Google, coupable de...

par Fabien Soyez
publié le 24 septembre 2010 à 15h47

Avec la venue de Google Instant , Google Suggest, qui comme son nom l'indique suggère des termes de recherche au fur et à mesure que l'on tape, a été absorbé. Même s'il est un peu moins utile depuis, on retrouve toujours, sous le formulaire de recherches, ses propositions. Des propositions souvent pertinentes, mais qui sont parfois assez surprenantes, voire carrément déplacées.

Le 8 septembre, le tribunal de grande instance de Paris a condamné Eric Schmidt , le PDG de la firme de Mountain View, pour diffamation. A l'origine, «Mr X.» se plaignait de voir son nom associé dans les suggestions automatiques à des termes peu reluisants tels que «violeur» , «sataniste» ou «prison» . Le plaignant, impliqué dans une affaire de corruption de mineure, avait été condamné, mais désirait désormais qu'on l'oublie. Problème : Google a une mémoire d'éléphant .
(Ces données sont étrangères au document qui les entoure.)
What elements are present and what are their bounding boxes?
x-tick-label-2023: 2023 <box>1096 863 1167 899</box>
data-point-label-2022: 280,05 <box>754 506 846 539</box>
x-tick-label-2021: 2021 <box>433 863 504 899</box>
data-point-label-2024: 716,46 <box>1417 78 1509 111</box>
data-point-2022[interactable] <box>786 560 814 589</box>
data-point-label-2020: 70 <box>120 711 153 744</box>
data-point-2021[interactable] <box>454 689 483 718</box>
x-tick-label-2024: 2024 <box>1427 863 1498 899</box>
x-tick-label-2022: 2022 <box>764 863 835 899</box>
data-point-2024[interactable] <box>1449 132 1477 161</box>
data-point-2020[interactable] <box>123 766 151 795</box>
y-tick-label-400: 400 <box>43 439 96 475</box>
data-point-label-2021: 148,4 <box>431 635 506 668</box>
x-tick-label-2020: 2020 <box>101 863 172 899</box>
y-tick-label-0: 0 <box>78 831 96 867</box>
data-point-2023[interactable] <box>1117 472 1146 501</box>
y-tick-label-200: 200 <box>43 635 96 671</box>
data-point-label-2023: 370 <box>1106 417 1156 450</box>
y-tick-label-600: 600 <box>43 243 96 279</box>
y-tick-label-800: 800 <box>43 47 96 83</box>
Selon le juge, Google est responsable des termes suggérés par Google Suggest. La firme devra supprimer toutes les suggestions associées au plaignant, et lui verser 5000 euros. Google s'est défendu en arguant que les suggestions ne sont que le fruit des «requêtes saisies antérieurement sur le même thèmes» . Mais pour le tribunal, il n'y a pas de assez de preuves qui montrent que les algorithmes ne sont pas avant tout «le fruit de l'esprit humain» , «avant d'être mis en œuvre» . «Les suggestions ne sont pas les mêmes sur Google Suggest ou dans les "recherches associées", ce qui qui laisse penser que les deux services ne reposent pas sur un pur calcul algorithmique neutre» .

Ce n'est pas la première fois que les algorithmes de suggestions de recherche sont dans le collimateur de la justice française. Le 4 décembre déjà , le même tribunal a condamné Google pour avoir associé automatiquement le nom du Centre national privé de formation à distance (CNFDI) et « arnaque ».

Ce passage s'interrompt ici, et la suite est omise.